Critiche alla trasparenza e alla procedura
I manifestanti hanno esposto striscioni e cartelli. Uno dei cartelli più visibili recitava: "Montefano: no al marciume degli abusi di potere". La sindaca Barbieri ha evidenziato le motivazioni del dissenso. Queste spaziano da aspetti legati al turismo e alla storia locale, fino a questioni pratiche come la presenza di pozzi e la viabilità.
La sindaca ha lamentato il fatto che Montefano sia stata considerata per due siti di discarica. Questo avviene nonostante la sua posizione sfavorevole nelle graduatorie iniziali. Ha parlato di strumentalizzazione e di una decisione imposta dalla maggioranza, definendola "vile".
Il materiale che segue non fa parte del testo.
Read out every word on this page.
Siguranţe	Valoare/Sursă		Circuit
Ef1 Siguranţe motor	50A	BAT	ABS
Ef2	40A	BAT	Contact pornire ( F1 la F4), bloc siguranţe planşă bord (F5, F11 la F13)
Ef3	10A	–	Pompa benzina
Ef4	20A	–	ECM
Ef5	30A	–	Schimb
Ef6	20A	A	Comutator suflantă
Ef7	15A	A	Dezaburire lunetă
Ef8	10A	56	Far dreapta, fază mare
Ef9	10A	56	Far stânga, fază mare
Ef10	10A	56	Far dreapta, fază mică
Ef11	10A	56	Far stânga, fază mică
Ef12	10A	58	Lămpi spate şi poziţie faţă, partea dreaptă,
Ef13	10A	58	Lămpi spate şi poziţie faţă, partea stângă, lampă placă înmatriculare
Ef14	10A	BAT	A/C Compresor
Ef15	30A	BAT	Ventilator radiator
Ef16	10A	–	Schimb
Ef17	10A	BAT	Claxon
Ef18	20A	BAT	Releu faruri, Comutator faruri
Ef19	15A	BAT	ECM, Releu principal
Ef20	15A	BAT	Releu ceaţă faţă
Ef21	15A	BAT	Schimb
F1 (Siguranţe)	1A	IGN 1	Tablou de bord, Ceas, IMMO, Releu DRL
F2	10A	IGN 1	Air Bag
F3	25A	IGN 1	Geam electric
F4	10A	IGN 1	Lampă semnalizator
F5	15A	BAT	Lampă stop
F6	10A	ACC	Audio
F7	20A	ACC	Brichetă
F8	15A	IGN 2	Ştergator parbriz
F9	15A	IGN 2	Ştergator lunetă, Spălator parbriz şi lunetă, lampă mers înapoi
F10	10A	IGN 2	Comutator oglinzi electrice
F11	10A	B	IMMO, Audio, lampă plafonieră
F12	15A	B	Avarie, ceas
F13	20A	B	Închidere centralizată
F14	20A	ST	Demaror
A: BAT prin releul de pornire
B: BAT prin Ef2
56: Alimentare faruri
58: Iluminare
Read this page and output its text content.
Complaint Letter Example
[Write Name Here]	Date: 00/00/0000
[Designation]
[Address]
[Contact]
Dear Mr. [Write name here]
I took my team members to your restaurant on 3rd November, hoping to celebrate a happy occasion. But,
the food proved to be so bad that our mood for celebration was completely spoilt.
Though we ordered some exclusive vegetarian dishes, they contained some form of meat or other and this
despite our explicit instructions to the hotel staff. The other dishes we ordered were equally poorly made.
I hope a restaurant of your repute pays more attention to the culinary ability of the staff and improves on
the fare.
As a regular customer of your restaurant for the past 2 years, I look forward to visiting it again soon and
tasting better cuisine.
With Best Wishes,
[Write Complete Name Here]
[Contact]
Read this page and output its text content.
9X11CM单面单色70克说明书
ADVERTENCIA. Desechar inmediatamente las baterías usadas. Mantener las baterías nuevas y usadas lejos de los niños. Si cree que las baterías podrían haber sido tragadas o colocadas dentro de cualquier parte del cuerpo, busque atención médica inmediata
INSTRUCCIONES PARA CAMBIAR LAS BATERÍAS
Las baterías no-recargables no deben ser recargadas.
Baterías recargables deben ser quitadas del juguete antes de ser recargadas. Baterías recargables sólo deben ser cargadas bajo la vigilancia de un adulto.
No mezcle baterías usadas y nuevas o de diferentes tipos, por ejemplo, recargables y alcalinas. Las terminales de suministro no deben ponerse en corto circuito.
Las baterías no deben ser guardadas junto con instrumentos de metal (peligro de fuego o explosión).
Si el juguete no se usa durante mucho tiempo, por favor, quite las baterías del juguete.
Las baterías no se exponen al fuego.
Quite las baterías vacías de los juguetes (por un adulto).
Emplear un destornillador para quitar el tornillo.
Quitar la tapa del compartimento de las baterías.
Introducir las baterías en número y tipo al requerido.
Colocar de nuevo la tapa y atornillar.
Interrogazione in Consiglio regionale e risposta dell'assessore
Una delegazione di residenti e la sindaca hanno assistito alla seduta del Consiglio. In quell'occasione è stata discussa un'interrogazione specifica. L'iniziativa era promossa dai consiglieri di opposizione Michele Caporossi e Massimo Seri. L'interrogazione riguardava la "Procedura di Valutazione Ambientale Strategica (Vas)" per la discarica nell'Ambito At 3 Macerata.
Il consigliere Caporossi ha definito la vicenda "incredibile". Ha sottolineato il "mancato rispetto delle regole basilari". Ha aggiunto che i cittadini si sentono "presi in giro" e che dovranno sostenere i costi dei ricorsi. Ha chiesto all'assessore Consoli di "azzerare al più presto questo scempio".
L'assessore Consoli, rispondendo all'interrogazione, ha spiegato che la "programmazione attuativa" definirà l'idoneità delle aree. Ha menzionato che la successiva Vas avrà un ruolo cruciale in questo. Ha ricordato gli interventi della Regione per sollecitare chiarimenti. In particolare, il 25 giugno è stata inviata una richiesta ferma di spiegazioni all'Assemblea Territoriale. Questo riguardo all'approvazione di una graduatoria per incarichi esplorativi al Cosmari srl.
L'assessore ha evidenziato possibili criticità. Queste includono l'approvazione di una graduatoria in contrasto con lo studio tecnico dell'Università Politecnica delle Marche. Ha anche menzionato il rischio di non conformità con il Piano regionale di gestione dei rifiuti e il Piano d'ambito. Ha infine sottolineato che un disallineamento con la procedura Vas, non ancora formalizzata, potrebbe creare "criticità".